The Kehilla Residential Programme, a non-profit housing agency in Toronto that champions affordable housing initiatives for the Greater Toronto Area’s Jewish community, held a debate between city councillors and developers about the state of affordable housing in the city on Oct. 3.
The debaters gathered on the former stock trading floor of the Design Exchange to discuss the flimsy state of affordable housing in Toronto.
Ontario Housing Minister Peter Milczyn, who gave some opening remarks, outlined three housing-sector issues that were up for debate: whose responsibility it is to provide affordable housing – the private or public sector; the right to own versus the right to rent; Ontario’s Fair Housing Act, including rent controls that were expanded to buildings built after 1991; and impending legislation on Ontario Municipal Board reform and inclusionary zoning.

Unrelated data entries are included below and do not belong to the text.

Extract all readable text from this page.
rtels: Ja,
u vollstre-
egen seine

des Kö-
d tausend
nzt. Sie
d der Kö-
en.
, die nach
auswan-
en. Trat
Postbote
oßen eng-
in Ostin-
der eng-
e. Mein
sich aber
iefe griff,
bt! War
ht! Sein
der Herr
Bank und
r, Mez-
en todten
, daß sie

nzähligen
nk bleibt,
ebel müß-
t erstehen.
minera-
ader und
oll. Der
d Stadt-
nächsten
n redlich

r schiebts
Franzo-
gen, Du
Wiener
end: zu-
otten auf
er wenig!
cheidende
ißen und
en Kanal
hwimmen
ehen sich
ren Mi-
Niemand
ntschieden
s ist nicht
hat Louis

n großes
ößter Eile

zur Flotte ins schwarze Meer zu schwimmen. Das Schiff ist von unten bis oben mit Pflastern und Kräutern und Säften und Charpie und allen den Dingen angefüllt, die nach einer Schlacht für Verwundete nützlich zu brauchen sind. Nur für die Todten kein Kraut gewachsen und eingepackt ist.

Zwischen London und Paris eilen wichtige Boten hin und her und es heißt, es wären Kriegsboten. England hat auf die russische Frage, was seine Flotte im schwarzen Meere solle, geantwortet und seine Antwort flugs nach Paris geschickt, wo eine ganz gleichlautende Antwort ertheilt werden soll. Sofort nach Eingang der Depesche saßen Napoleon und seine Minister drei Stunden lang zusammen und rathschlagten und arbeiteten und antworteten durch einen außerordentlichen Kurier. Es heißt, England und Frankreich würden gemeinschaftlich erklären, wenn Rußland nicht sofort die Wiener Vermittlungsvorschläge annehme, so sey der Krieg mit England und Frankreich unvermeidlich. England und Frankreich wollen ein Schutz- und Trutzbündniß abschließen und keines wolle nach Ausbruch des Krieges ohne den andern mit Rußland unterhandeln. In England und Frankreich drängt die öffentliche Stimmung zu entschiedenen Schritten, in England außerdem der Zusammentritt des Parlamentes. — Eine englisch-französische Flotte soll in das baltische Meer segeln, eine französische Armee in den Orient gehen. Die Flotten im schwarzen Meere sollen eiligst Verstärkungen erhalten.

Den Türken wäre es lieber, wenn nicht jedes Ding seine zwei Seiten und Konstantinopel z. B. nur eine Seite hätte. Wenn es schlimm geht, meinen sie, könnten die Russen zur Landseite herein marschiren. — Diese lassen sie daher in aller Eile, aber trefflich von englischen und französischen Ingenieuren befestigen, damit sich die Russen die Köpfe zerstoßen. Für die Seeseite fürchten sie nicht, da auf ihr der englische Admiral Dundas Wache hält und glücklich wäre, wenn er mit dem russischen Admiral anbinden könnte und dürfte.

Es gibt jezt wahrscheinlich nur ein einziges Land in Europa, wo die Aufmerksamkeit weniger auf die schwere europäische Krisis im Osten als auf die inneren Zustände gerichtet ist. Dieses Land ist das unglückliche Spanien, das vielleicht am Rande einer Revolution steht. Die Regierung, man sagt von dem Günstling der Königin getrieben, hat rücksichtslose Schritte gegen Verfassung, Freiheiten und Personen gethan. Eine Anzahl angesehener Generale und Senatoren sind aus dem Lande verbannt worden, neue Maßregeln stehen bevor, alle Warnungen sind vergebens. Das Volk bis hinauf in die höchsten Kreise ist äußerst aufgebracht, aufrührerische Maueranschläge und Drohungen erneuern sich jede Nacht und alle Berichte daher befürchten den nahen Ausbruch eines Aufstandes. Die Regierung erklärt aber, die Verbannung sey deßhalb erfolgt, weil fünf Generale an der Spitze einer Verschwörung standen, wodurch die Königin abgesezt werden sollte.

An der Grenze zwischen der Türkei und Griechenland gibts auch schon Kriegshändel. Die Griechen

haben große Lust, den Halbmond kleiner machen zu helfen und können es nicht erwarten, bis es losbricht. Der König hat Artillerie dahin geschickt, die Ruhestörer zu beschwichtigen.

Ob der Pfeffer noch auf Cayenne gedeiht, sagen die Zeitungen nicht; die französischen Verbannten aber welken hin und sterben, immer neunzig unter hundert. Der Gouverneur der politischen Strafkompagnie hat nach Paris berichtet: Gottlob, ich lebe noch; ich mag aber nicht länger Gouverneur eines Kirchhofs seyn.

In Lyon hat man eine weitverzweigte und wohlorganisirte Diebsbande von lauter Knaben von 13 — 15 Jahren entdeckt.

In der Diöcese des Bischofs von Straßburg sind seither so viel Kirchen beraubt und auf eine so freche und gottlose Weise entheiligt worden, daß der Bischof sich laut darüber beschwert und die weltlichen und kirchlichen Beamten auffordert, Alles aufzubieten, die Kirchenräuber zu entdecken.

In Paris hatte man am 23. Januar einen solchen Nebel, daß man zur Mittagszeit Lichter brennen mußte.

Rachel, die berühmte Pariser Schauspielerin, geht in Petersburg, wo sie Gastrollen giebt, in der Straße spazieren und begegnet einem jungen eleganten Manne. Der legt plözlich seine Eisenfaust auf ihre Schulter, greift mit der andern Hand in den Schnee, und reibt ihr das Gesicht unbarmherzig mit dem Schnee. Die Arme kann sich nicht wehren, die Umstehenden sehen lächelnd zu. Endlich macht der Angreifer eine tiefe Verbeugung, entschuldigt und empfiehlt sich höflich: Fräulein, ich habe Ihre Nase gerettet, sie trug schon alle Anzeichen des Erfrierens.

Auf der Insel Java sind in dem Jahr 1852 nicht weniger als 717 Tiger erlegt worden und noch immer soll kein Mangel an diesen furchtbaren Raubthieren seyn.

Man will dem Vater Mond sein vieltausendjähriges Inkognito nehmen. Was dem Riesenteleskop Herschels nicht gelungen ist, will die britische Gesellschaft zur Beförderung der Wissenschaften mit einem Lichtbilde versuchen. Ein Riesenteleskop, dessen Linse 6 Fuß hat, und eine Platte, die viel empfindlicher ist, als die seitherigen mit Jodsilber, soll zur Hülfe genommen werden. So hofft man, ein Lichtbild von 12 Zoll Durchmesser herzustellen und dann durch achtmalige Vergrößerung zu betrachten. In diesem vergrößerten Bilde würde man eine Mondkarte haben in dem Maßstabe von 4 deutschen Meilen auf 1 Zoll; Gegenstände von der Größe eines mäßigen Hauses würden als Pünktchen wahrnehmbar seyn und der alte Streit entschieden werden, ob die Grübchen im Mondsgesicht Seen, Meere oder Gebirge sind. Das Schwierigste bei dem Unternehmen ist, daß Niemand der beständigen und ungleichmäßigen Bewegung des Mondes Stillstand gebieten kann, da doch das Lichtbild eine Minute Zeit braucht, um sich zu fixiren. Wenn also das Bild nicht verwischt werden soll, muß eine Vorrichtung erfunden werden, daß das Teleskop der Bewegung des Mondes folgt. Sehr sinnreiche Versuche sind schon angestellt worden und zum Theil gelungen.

Issues were bandied about by the panel of industry experts who influence the policies, practices and purse strings behind the housing sector. There were representatives from different levels of government, the development sector and academia.
Moderator Stephen Diamond, CEO of Diamond Corp., handled the debaters deftly and with humour. At some points, the debate seemed more like a collaborative discussion between knowledgeable professionals, but there were some heated moments, such as when Frank Clayton, Ryerson University’s senior research fellow at the Centre for Urban Research and Land Development, suggested that government should loosen its restrictions on rental units within personal properties, to create more affordable rental space in the city’s core.
He went so far as to suggest that if the government offered subsidies of $40,000 to homeowners to add secondary suites, the city would still come out ahead.
In his welcoming address, new Kehilla chair Ed Applebaum articulated what the Kehilla Residential Programme is, why it exists and how it makes a difference.
“Kehilla Residential is an agency that focuses on the Jewish population … a population that, similar to the broader community, experiences poverty levels hovering over 14 per cent. Among them are the disabled, single-parent families and a tremendously vulnerable population specific to the Jewish community … the more than 2,500 elderly Holocaust survivors who live in poverty in the GTA. Kehilla is committed to helping as many of these people as possible.”
One way Kehilla achieves this is by providing rent assistance in the form of direct payments of up to $300 per month. The program is funded primarily by people in the real estate industry, as a way of giving back to the community. Many industry insiders were in attendance.
The program was the brainchild of a new influx of young Kehilla board and committee members. The informal round table discussions were timed, allowing participants to meet all of the leaders, as well as network with their peers.